L'idée naît d'abord dans la tête d'un militant gauchiste grec. Monter "Antigone" en pleine dictature des colonels à Athènes. Un spectacle qui dénonce la tyrannie avec son héroïne qui dit "non" au Roi Créon. Le projet est balayé, le metteur en scène exilé à Paris. L'idée demeure. C'est ainsi que débute un roman au souffle immense, du Français Sorj Chalandon.
Son "Quatrième Mur" a reçu le prix Goncourt des lycéens en 2013. Le voici porté à la scène par un vrai metteur en scène en chair et en os, Jean-Paul Wenzel, qui dit "avoir pleuré en refermant ce roman." Sa pièce présentée au Théâtre de Saint-Gervais à Genève a été rebaptisée "Antigone 82".

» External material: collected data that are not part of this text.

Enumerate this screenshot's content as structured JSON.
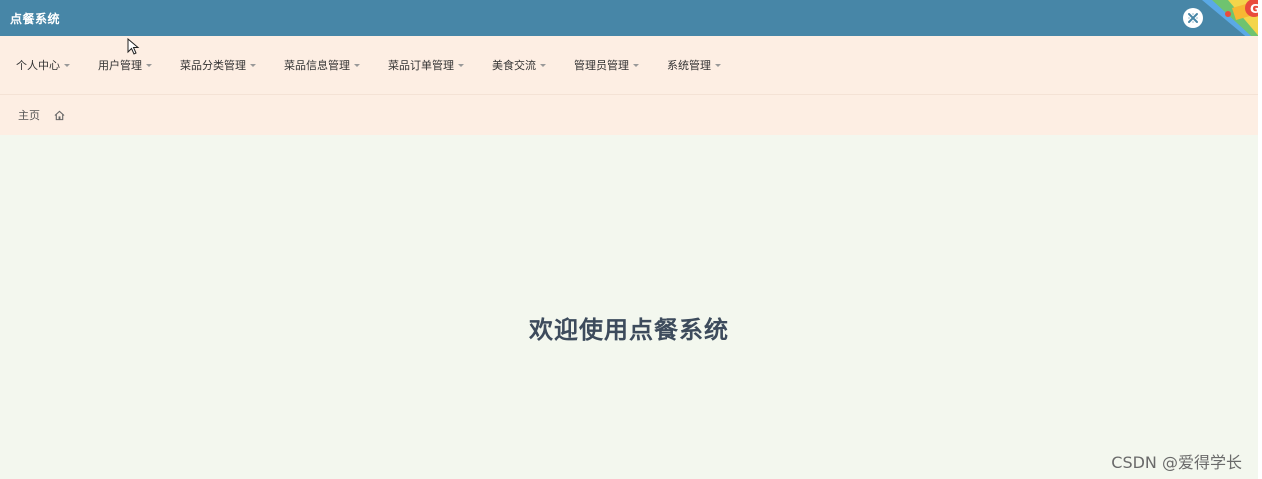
{
  "header": {
    "app_title": "点餐系统",
    "close_icon": "close-circle-icon",
    "colors": {
      "topbar": "#4786a7",
      "nav_bg": "#fdeee3",
      "content_bg": "#f3f7ee"
    }
  },
  "nav": {
    "items": [
      {
        "label": "个人中心"
      },
      {
        "label": "用户管理"
      },
      {
        "label": "菜品分类管理"
      },
      {
        "label": "菜品信息管理"
      },
      {
        "label": "菜品订单管理"
      },
      {
        "label": "美食交流"
      },
      {
        "label": "管理员管理"
      },
      {
        "label": "系统管理"
      }
    ]
  },
  "breadcrumb": {
    "home_label": "主页",
    "home_icon": "home-icon"
  },
  "main": {
    "welcome_text": "欢迎使用点餐系统"
  },
  "watermark": {
    "text": "CSDN @爱得学长"
  }
}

L'idée passe du militant grec, mourant, à son ami Georges, un Français: créer envers et contre tout "Antigone" de Jean Anouilh dans un pays en guerre. Pour contrer la folie des combats par la folie d'un projet de paix où chaque camp belligérant déléguerait un représentant qui jouerait un des personnages de cette tragédie.

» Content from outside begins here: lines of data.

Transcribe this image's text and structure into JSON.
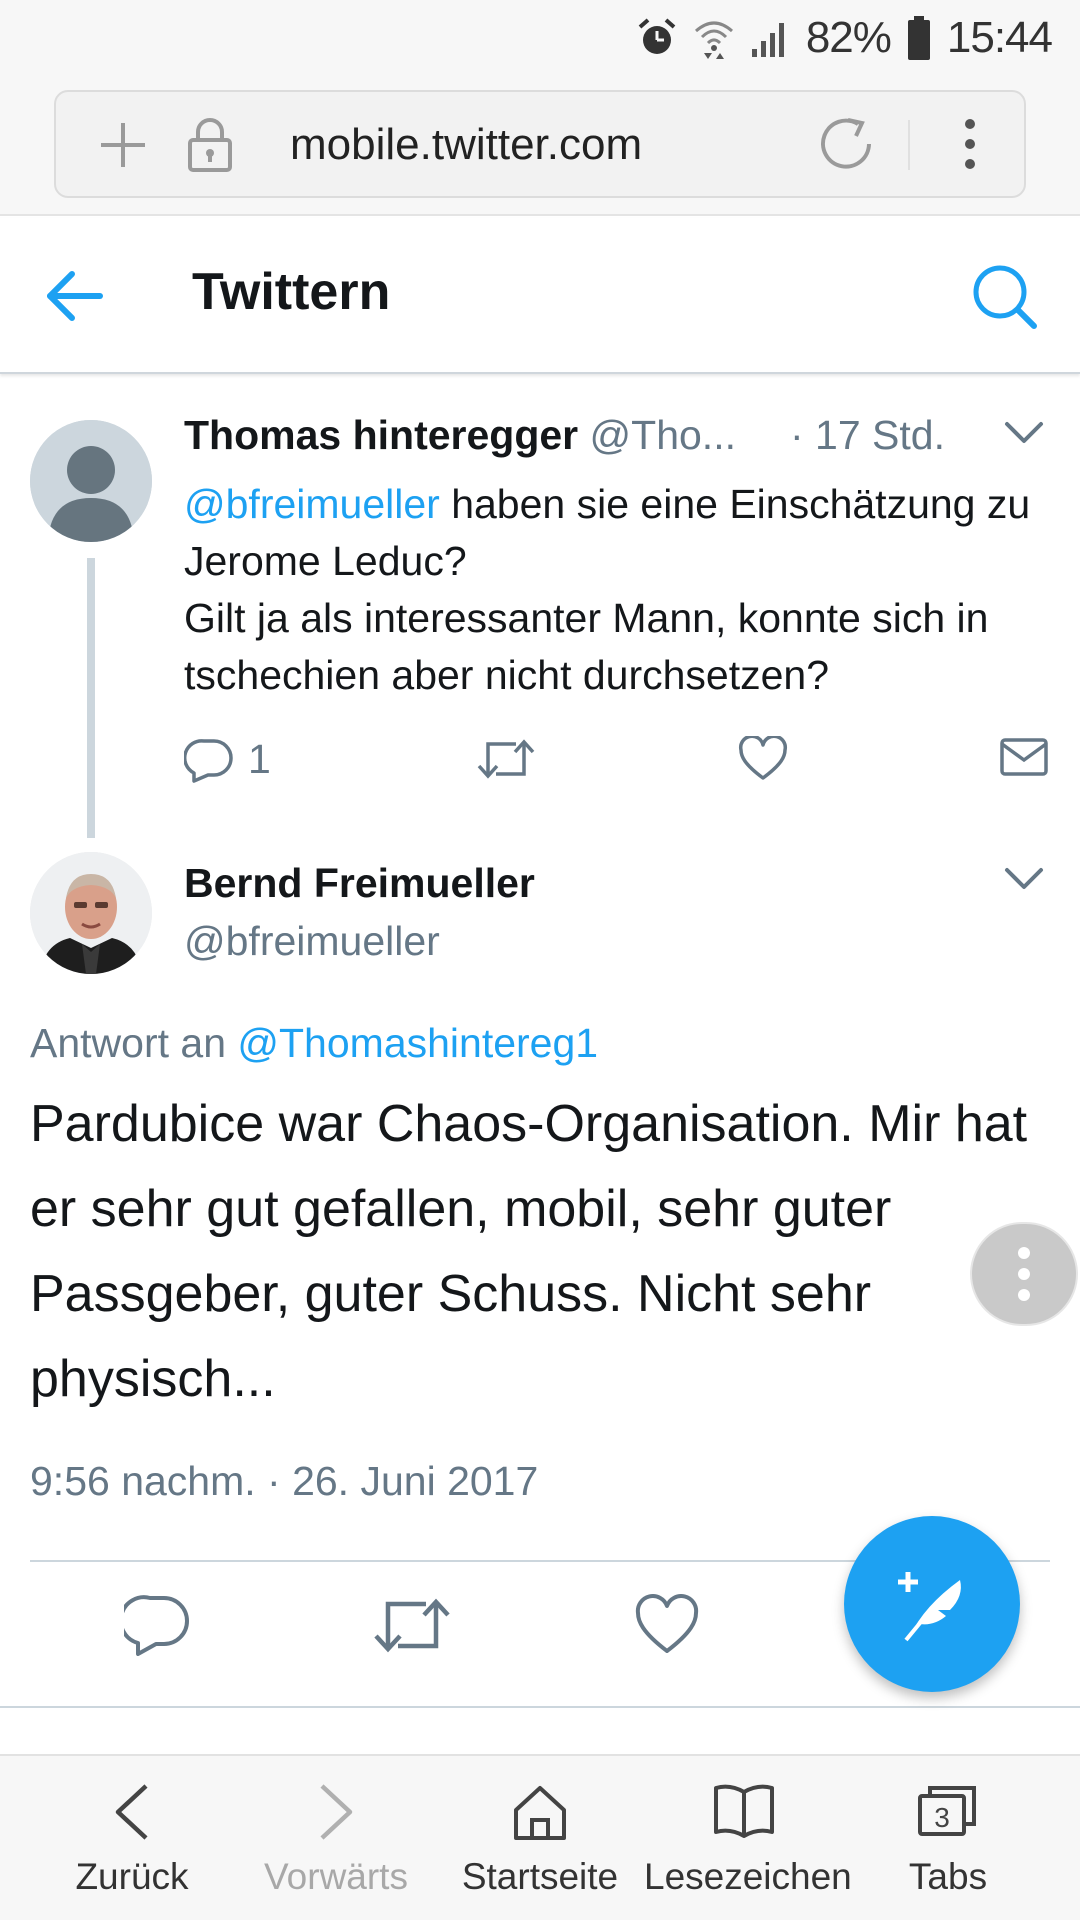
{
  "status_bar": {
    "battery_percent": "82%",
    "time": "15:44",
    "icons": [
      "alarm-icon",
      "wifi-icon",
      "signal-icon",
      "battery-icon"
    ]
  },
  "browser": {
    "url": "mobile.twitter.com",
    "icons": [
      "new-tab-icon",
      "lock-icon",
      "reload-icon",
      "more-vert-icon"
    ]
  },
  "header": {
    "title": "Twittern"
  },
  "tweet_parent": {
    "author_name": "Thomas hinteregger",
    "author_handle": "@Tho...",
    "time": "· 17 Std.",
    "mention": "@bfreimueller",
    "text_after_mention": " haben sie eine Einschätzung zu Jerome Leduc?",
    "text_line2": "Gilt ja als interessanter Mann, konnte sich in tschechien aber nicht durchsetzen?",
    "reply_count": "1"
  },
  "tweet_main": {
    "author_name": "Bernd Freimueller",
    "author_handle": "@bfreimueller",
    "reply_prefix": "Antwort an ",
    "reply_to": "@Thomashintereg1",
    "text": "Pardubice war Chaos-Organisation. Mir hat er sehr gut gefallen, mobil, sehr guter Passgeber, guter Schuss. Nicht sehr physisch...",
    "timestamp": "9:56 nachm. · 26. Juni 2017"
  },
  "bottom_nav": {
    "back": "Zurück",
    "forward": "Vorwärts",
    "home": "Startseite",
    "bookmarks": "Lesezeichen",
    "tabs": "Tabs",
    "tab_count": "3"
  },
  "colors": {
    "accent": "#1da1f2",
    "secondary_text": "#657786",
    "primary_text": "#14171a",
    "divider": "#ccd6dd"
  }
}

Le champ de bataille est trouvé: c'est le Liban de 1982, un cinéma en ruines au cœur de Beyrouth, pile sur la ligne de démarcation qui sépare les factions ennemies. Antigone sera palestinienne sunnite. Créon sera chrétien maronite. Hémon sera druze musulman hétérodoxe. Les gardes seront chiites, la nourrice une catholique arménienne. Une folie.

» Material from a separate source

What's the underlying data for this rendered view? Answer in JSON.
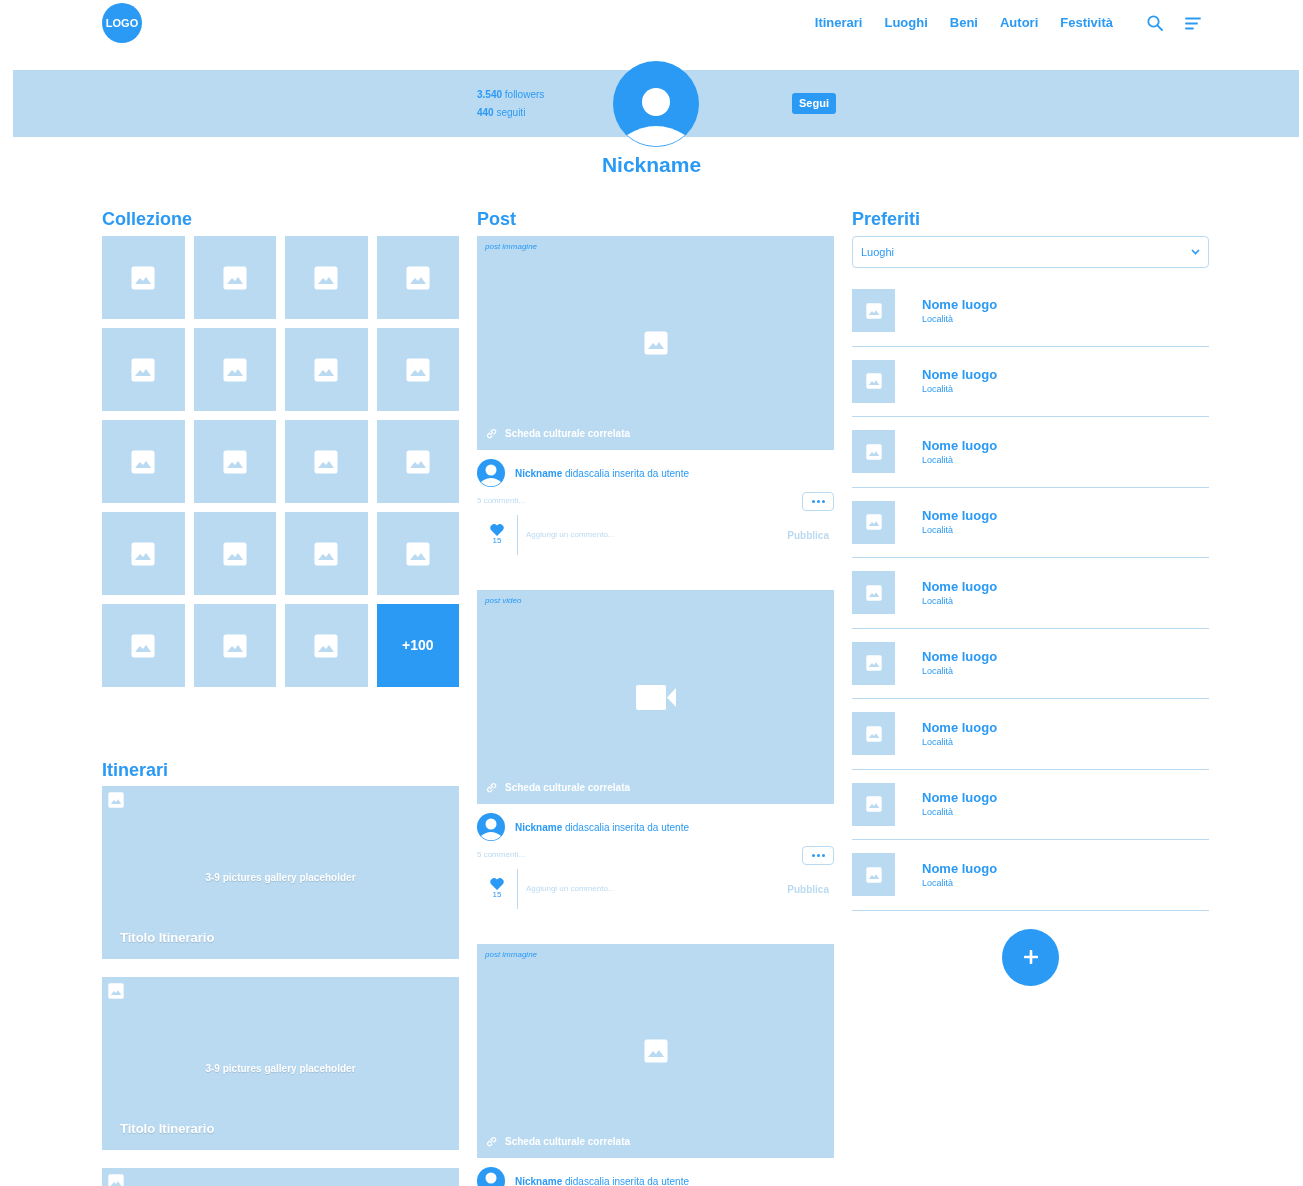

L'utopie théâtrale se fera littéralement écraser par la réalité de la guerre: l'invasion israélienne, le massacre des camps palestiniens de Sabra et Shatila, les tanks syriens… Autrefois grand reporter, Sorj Chalandon connait la guerre. Il était régulièrement au Liban de 1981 à 1987 pour le quotidien français Libération. Son roman "Le Quatrième Mur" est d'une force et d'une véracité inouïe.
Comment passer de la puissance évocatrice d'un récit au spectacle théâtral qui donne à voir? Le metteur en scène Jean-Paul Wenzel invite une partie du public composée d'étudiants à s'asseoir sur les côtés de la scène. Habile. Nous ne sommes plus au théâtre, nous voici transportés dans une assemblée de fac avec des camarades qui interpellent les orateurs… idée géniale qui brise le fameux "quatrième mur", cette séparation invisible entre scène et public, comédiens et spectateurs.
La partie libanaise de la pièce "Antigone 82" est plus classique: elle déroule les chapitres du roman sur un écran placé en bout de scène, tout "jouant" la guerre avec des armes factices, des postiches, de la musique orientale magnifiquement jouée en live et des bruitages de combat. Explicite, généreux, le jeu des comédiens n'a hélas pas la force de l'écrit.
La mission est certes difficile: transporter dans le cadre feutré d'un théâtre le souffle assourdissant de la guerre et la folie d'un metteur en scène narrateur que la vraie tragédie libanaise ronge comme un cancer tout en abattant les uns après les autres les personnages-comédiens de son utopie pacifiste.
"Antigone 82", théâtre Saint-Gervais, Genève, du 10 au 12 octobre 2017.